Levy Lab

About

The Levy Lab is embedded across multiple institutions, with its core affiliations in the Departments of Pathology and Computational Biomedicine at Cedars-Sinai Medical Center and secondary affiliations in the Emerging Diagnostic and Investigative Technologies (EDIT) program in the Department of Pathology and Laboratory Medicine at Dartmouth Hitchcock Medical Center. Professor Joshua Levy serves as the Principal Investigator of the Levy Lab, the Director of Digital Pathology Research at Cedars-Sinai Medical Center, Associate Director of the Cedars-Sinai AI Campus, and Director of the EDIT AI Internship Program (Dartmouth Cancer Center).

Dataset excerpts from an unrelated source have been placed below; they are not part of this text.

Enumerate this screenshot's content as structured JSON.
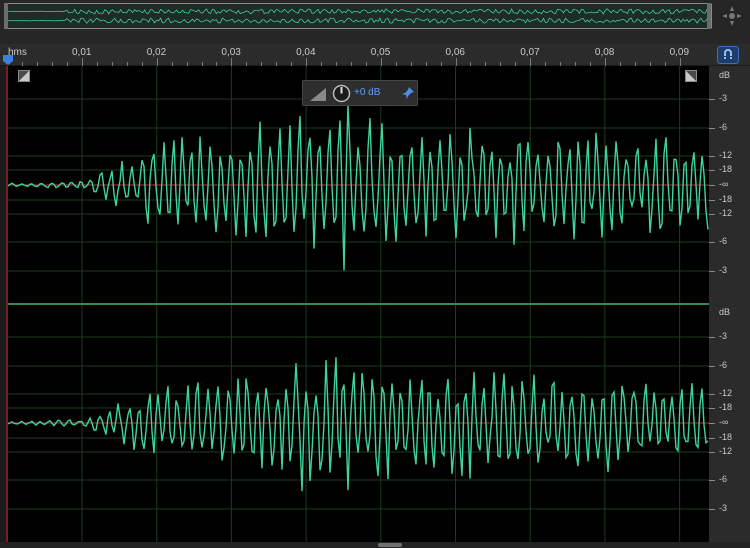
{
  "overview": {
    "label": "overview-waveform"
  },
  "ruler": {
    "unit_label": "hms",
    "ticks": [
      "0,01",
      "0,02",
      "0,03",
      "0,04",
      "0,05",
      "0,06",
      "0,07",
      "0,08",
      "0,09"
    ]
  },
  "hud": {
    "gain_value": "+0 dB"
  },
  "db_scale": {
    "unit_top": "dB",
    "unit_bottom": "dB",
    "channel_labels": [
      "-3",
      "-6",
      "-12",
      "-18",
      "-∞",
      "-18",
      "-12",
      "-6",
      "-3"
    ]
  },
  "colors": {
    "waveform": "#3ed49b",
    "centerline": "#b83232",
    "grid": "#1e3a1e",
    "separator": "#2f8a4f",
    "accent": "#3b6fb5"
  },
  "icons": {
    "zoom_navigator": "zoom-navigator-icon",
    "snap": "snap-magnet-icon",
    "pin": "pin-icon",
    "level": "level-meter-icon",
    "knob": "gain-knob-icon",
    "fade_in": "fade-in-icon",
    "fade_out": "fade-out-icon"
  }
}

The Levy Lab is comprised of a diverse team of undergraduates, master’s students, medical students, doctoral students, data scientists, and postdoctoral researchers who are driven to advance biomedical research, improve public health, and create positive societal impact through high-throughput computation and innovative digital pathology solutions. Students in the Levy Lab have access to vast computational resources, including the PathOS (1.5 TB RAM, 320 Gb GPU, 100TB storage) at Cedars-Sinai Medical Center, Cedars and Dartmouth Digital Pathology AWS cloud resources, and the Pathology Advanced Computing Environment (PACE) and the QDP-Alpha HPC resources at Dartmouth Health.

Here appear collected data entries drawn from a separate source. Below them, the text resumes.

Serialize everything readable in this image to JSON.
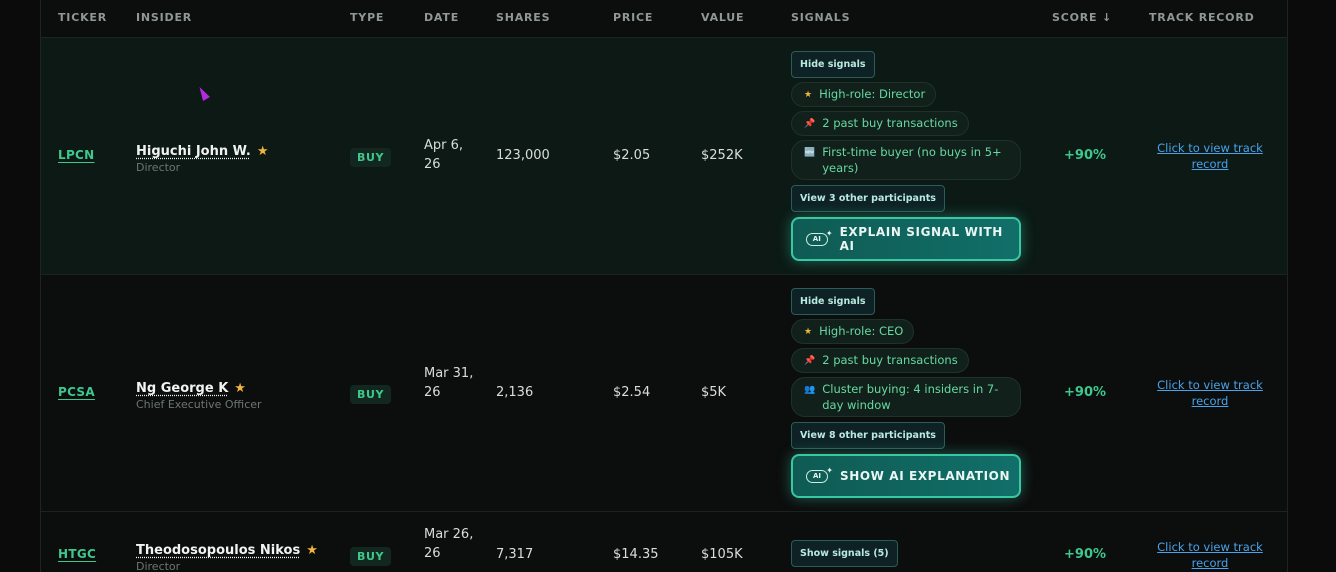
{
  "headers": {
    "ticker": "TICKER",
    "insider": "INSIDER",
    "type": "TYPE",
    "date": "DATE",
    "shares": "SHARES",
    "price": "PRICE",
    "value": "VALUE",
    "signals": "SIGNALS",
    "score": "SCORE ↓",
    "track_record": "TRACK RECORD"
  },
  "rows": [
    {
      "ticker": "LPCN",
      "insider_name": "Higuchi John W.",
      "insider_role": "Director",
      "type": "BUY",
      "date": "Apr 6, 26",
      "shares": "123,000",
      "price": "$2.05",
      "value": "$252K",
      "signals_toggle": "Hide signals",
      "signals": [
        {
          "icon": "star-icon",
          "glyph": "★",
          "text": "High-role: Director"
        },
        {
          "icon": "pin-icon",
          "glyph": "📌",
          "text": "2 past buy transactions"
        },
        {
          "icon": "new-icon",
          "glyph": "🆕",
          "text": "First-time buyer (no buys in 5+ years)"
        }
      ],
      "participants_button": "View 3 other participants",
      "ai_button": "EXPLAIN SIGNAL WITH AI",
      "score": "+90%",
      "track_record": "Click to view track record"
    },
    {
      "ticker": "PCSA",
      "insider_name": "Ng George K",
      "insider_role": "Chief Executive Officer",
      "type": "BUY",
      "date": "Mar 31, 26",
      "shares": "2,136",
      "price": "$2.54",
      "value": "$5K",
      "signals_toggle": "Hide signals",
      "signals": [
        {
          "icon": "star-icon",
          "glyph": "★",
          "text": "High-role: CEO"
        },
        {
          "icon": "pin-icon",
          "glyph": "📌",
          "text": "2 past buy transactions"
        },
        {
          "icon": "people-icon",
          "glyph": "👥",
          "text": "Cluster buying: 4 insiders in 7-day window"
        }
      ],
      "participants_button": "View 8 other participants",
      "ai_button": "SHOW AI EXPLANATION",
      "score": "+90%",
      "track_record": "Click to view track record"
    },
    {
      "ticker": "HTGC",
      "insider_name": "Theodosopoulos Nikos",
      "insider_role": "Director",
      "type": "BUY",
      "date": "Mar 26, 26",
      "shares": "7,317",
      "price": "$14.35",
      "value": "$105K",
      "signals_toggle": "Show signals (5)",
      "score": "+90%",
      "track_record": "Click to view track record"
    }
  ],
  "ai_tag": "AI",
  "colors": {
    "accent_green": "#3ec88e",
    "link_blue": "#4aa2e8",
    "star": "#f2b53b",
    "ai_button": "#116f69"
  }
}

In addition to research, Dr. Levy directs the national EDIT AI Internship Program, which offers a competitive summer research experience for high school and undergraduate students, providing hands-on exposure to biomedical research and mentorship in artificial intelligence and computational biomedicine.


"Emerging technologies informed by and for clinicians have the potential for lasting translational impact."



Lab Structure and Resources


EDIT AI Internship program: Through a series of lectures, guided projects, and IRB supported basic research, lab members develop algorithms to explore diagnostic spaces in pathology from cancer detection, to gigapixel image manipulation, to text prediction. Students are placed into teams to design and pitch projects and adhere to a team culture which promotes broad collaboration. Dr. Levy meets weekly with lab project teams to discuss updates and provide guidance on the technical aspects of their projects (including presentation/manuscript preparation), while providing tutorials (e.g., overview of operating in an HPC environment), a lab GitHub based wiki page, and over the summer a weekly seminar series to help them better understand emerging themes in the field. Dr. Levy also holds weekly office hours for general inquiries. Students in the EDIT AI lab have access to vast compute resources: 1) QDP-Alpha HPC resource for research applications, a computational node system comprising: 400 CPU cores, 416GB of GPU memory, 1.5TB of RAM and 150TB or storage, 2) Pathology Advanced Computing Environment (PACE) a modular HPC system for mature clinical applications comprising a Imaging/Genome analysis node (128 CPU cores, 768GB RAM, 12GB GPU memory, 100TB storage), and a Machine learning node (40 CPU cores, 128GB GPU memory, 512GB RAM, 100TB storage), and 3) Personal computing equipment, including access to surface tablets to study histology slides and a local computing workstation for rapid algorithm prototyping. As part of the summer research internship program, students are asked to present their research in front of medical faculty, residents and technical staff. Learn more about the EDIT AI internship program here.


Interdisciplinary Mindset


Since the Levy Lab is fully embedded within the departments of Pathology and Computational Biomedicine at Cedars Sinai Medical Center and separately within the Department of Pathology and Laboratory Medicine, Dermatology and Epidemiology at Dartmouth Hitchcock Medical Center, members are challenged to think critically about the successful design of clinically impactful technologies. Expectations for student researchers are no different. Students are encouraged to communicate how their work will directly address “big picture” issues in Pathology versus highlighting the computational aspects, which are important but of less relevance for the target audience. We hope these experiences will continue to shape how students engage project stakeholders.